Pletcher, American Pharoah are Racing Hall of Fame finalists

GAZETTE FILE PHOTOTrainer Todd Pletcher speaks to the media in the winner's circle at Saratoga Race Course in 2015.
PHOTOGRAPHER:

GAZETTE FILE PHOTO

Trainer Todd Pletcher speaks to the media in the winner's circle at Saratoga Race Course in 2015.

SARATOGA SPRINGS — There supposedly is no such thing as a sure thing in horse racing, but this sure looks like one.

Trainer Todd Pletcher was named Wednesday as a finalist, along with American Pharoah, for induction into the National Museum of Racing Hall of Fame, and perhaps the only question about the upcoming voting process is whether Pletcher will get in unanimously.

That’s how stacked his resume is.

Pletcher and 2015 Triple Crown winner American Pharoah, both in their first year of eligibility, were the only new finalists added by the Nominating Committee to a list that already included Blind Luck, Game On Dude, Havre de Grace, Kona Gold, and Rags to Riches; trainers Christophe Clement and Doug O’Neill; and, jockey Corey Nakatani.

Pletcher has trained 11 Eclipse Award-winning horses — Hall of Famer Ashado, English Channel, Fleet Indian, Lawyer Ron, Left Bank, Rags to Riches, Shanghai Bobby, Speightstown, Wait a While, Uncle Mo, and Vino Rosso — and 20 horses that have earned more than $1.8 million.

He has won the Eclipse Award for outstanding trainer himself seven times, from 2004-07 and in 2010, 2013 and 2014, and his career purse earnings top out at over $400 million.

He has won the Kentucky Derby twice, with Super Saver in 2010 and Always Dreaming in 2017, and the Belmont Stakes three times, with Rags to Riches in 2007, Palace Malice in 2013 and Tapwrit in 2017. When Rags to Riches outdueled two-time Horse of the Year Curlin in the Belmont, she became the first filly to win that race since Tanya in 1905.

On the New York Racing Association circuit, Pletcher has won 14 leading trainer titles Saratoga Race Course, including the 2020 meet, 16 at Belmont Park and six at Aqueduct. He has won 16 titles at Gulfstream Park, five at Keeneland and two at Monmouth Park.

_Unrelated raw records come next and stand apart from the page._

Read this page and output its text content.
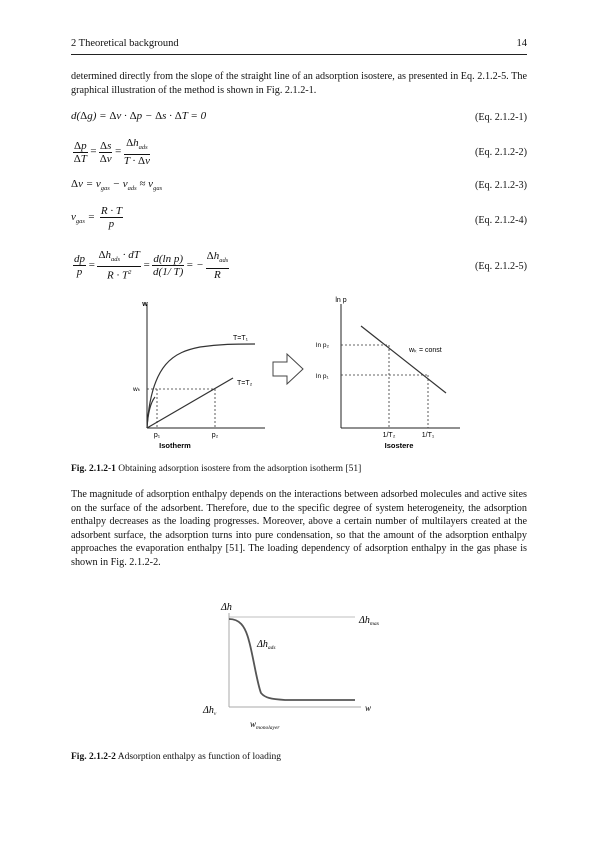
2 Theoretical background	14
determined directly from the slope of the straight line of an adsorption isostere, as presented in Eq. 2.1.2-5. The graphical illustration of the method is shown in Fig. 2.1.2-1.
d(Δg) = Δv · Δp − Δs · ΔT = 0	(Eq. 2.1.2-1)
$\frac{\Delta p}{\Delta T} = \frac{\Delta s}{\Delta v} = \frac{\Delta h_{ads}}{T \cdot \Delta v}$	(Eq. 2.1.2-2)
$\Delta v = v_{gas} - v_{ads} \approx v_{gas}$	(Eq. 2.1.2-3)
$v_{gas} = \frac{R \cdot T}{p}$	(Eq. 2.1.2-4)
$\frac{dp}{p} = \frac{\Delta h_{ads} \cdot dT}{R \cdot T^2} = \frac{\text{d(ln p)}}{d(1/ T)}$ = − $\frac{\Delta h_{ads}}{R}$	(Eq. 2.1.2-5)
w
T=T₁
T=T₂
wₖ
p₁	p₂
Isotherm
ln p
ln p₂
ln p₁
wₖ = const
1/T₂	1/T₁
Isostere
Fig. 2.1.2-1 Obtaining adsorption isostere from the adsorption isotherm [51]
The magnitude of adsorption enthalpy depends on the interactions between adsorbed molecules and active sites on the surface of the adsorbent. Therefore, due to the specific degree of system heterogeneity, the adsorption enthalpy decreases as the loading progresses. Moreover, above a certain number of multilayers created at the adsorbent surface, the adsorption turns into pure condensation, so that the amount of the adsorption enthalpy approaches the evaporation enthalpy [51]. The loading dependency of adsorption enthalpy in the gas phase is shown in Fig. 2.1.2-2.
Δh
$\Delta h_{max}$
$\Delta h_{ads}$
$\Delta h_v$
w
$w_{monolayer}$
Fig. 2.1.2-2 Adsorption enthalpy as function of loading
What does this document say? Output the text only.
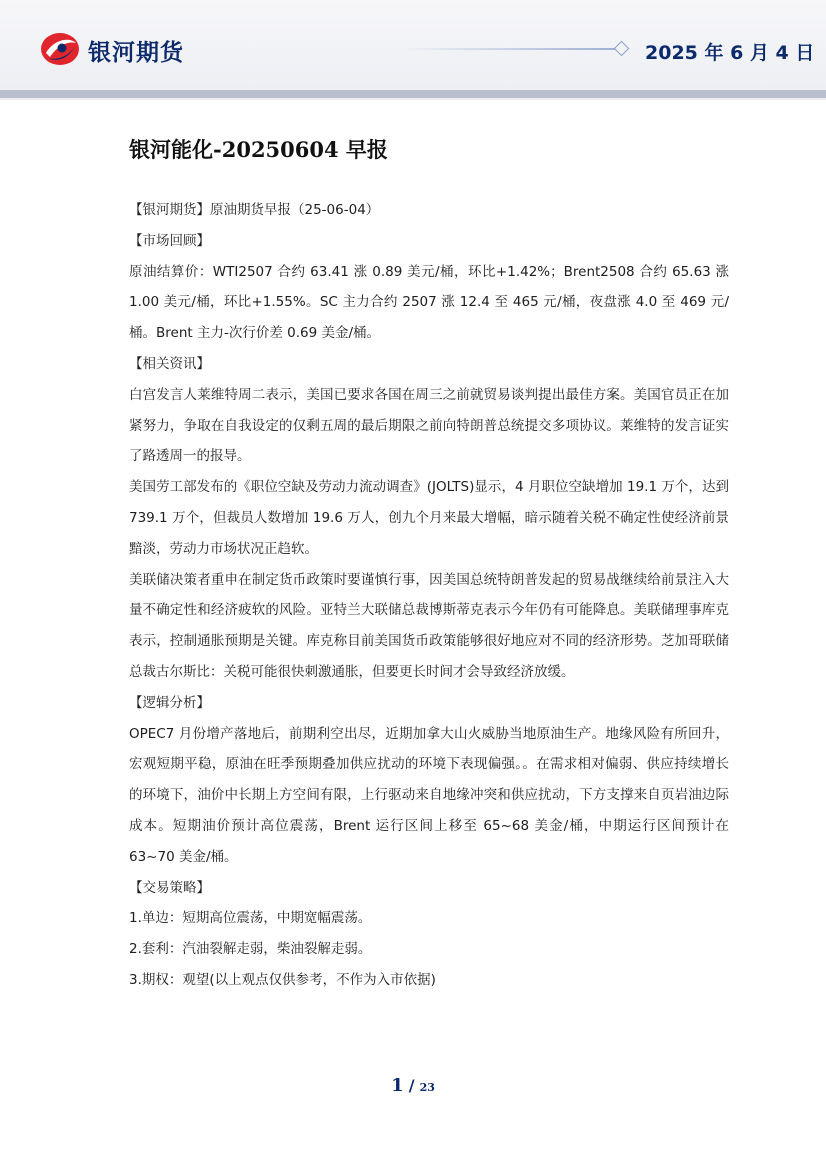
银河期货	2025 年 6 月 4 日
银河能化-20250604 早报

【银河期货】原油期货早报（25-06-04）

【市场回顾】

原油结算价：WTI2507 合约 63.41 涨 0.89 美元/桶，环比+1.42%；Brent2508 合约 65.63 涨 1.00 美元/桶，环比+1.55%。SC 主力合约 2507 涨 12.4 至 465 元/桶，夜盘涨 4.0 至 469 元/桶。Brent 主力-次行价差 0.69 美金/桶。

【相关资讯】

白宫发言人莱维特周二表示，美国已要求各国在周三之前就贸易谈判提出最佳方案。美国官员正在加紧努力，争取在自我设定的仅剩五周的最后期限之前向特朗普总统提交多项协议。莱维特的发言证实了路透周一的报导。

美国劳工部发布的《职位空缺及劳动力流动调查》(JOLTS)显示，4 月职位空缺增加 19.1 万个，达到 739.1 万个，但裁员人数增加 19.6 万人，创九个月来最大增幅，暗示随着关税不确定性使经济前景黯淡，劳动力市场状况正趋软。

美联储决策者重申在制定货币政策时要谨慎行事，因美国总统特朗普发起的贸易战继续给前景注入大量不确定性和经济疲软的风险。亚特兰大联储总裁博斯蒂克表示今年仍有可能降息。美联储理事库克表示，控制通胀预期是关键。库克称目前美国货币政策能够很好地应对不同的经济形势。芝加哥联储总裁古尔斯比：关税可能很快刺激通胀，但要更长时间才会导致经济放缓。

【逻辑分析】

OPEC7 月份增产落地后，前期利空出尽，近期加拿大山火威胁当地原油生产。地缘风险有所回升，宏观短期平稳，原油在旺季预期叠加供应扰动的环境下表现偏强。。在需求相对偏弱、供应持续增长的环境下，油价中长期上方空间有限，上行驱动来自地缘冲突和供应扰动，下方支撑来自页岩油边际成本。短期油价预计高位震荡，Brent 运行区间上移至 65~68 美金/桶，中期运行区间预计在 63~70 美金/桶。

【交易策略】

1.单边：短期高位震荡，中期宽幅震荡。

2.套利：汽油裂解走弱，柴油裂解走弱。

3.期权：观望(以上观点仅供参考，不作为入市依据)

1 / 23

American Pharoah also looks like a slam dunk for induction, considering he was the first horse to win the Triple Crown since Affirmed in 1978 and went on to also win three Eclipse Awards, for 2-Year-Old Male in 2014, and for 3-Year-Old Male and Horse of the Year in 2015.

He lost just two of 11 career starts, one of which was a second to Keen Ice in the Travers at Saratoga on Aug. 29, 2015.

Trainers become eligible for induction after they’ve been licensed for 25 years, and horses are eligible once they’ve been retired from racing for five years.

After the national pool of voters submits their ballots, the class of 2021 in the contemporary category will be announced on Wednesday, May 5.

Hall of Fame voters may select as many or as few candidates as they believe are worthy of induction to the Hall of Fame. All candidates that receive 50% plus one vote (majority approval) from the voting panel will be elected to the Hall of Fame.

All of the finalists were required to receive support from two-thirds of the 15-member Nominating Committee to qualify for the ballot.

The Hall of Fame induction ceremony — which will honor both the 2020 and 2021 inductees — is tentatively scheduled for Friday, Aug. 6, at the Fasig-Tipton Sales Pavilion in Saratoga Springs. Because of the ongoing COVID-19 pandemic, many details relating to the induction ceremony are still to be determined.

In the contemporary category, the 2020 inductees were trainer Mark Casse and Wise Dan, but their ceremony was canceled because of the pandemic.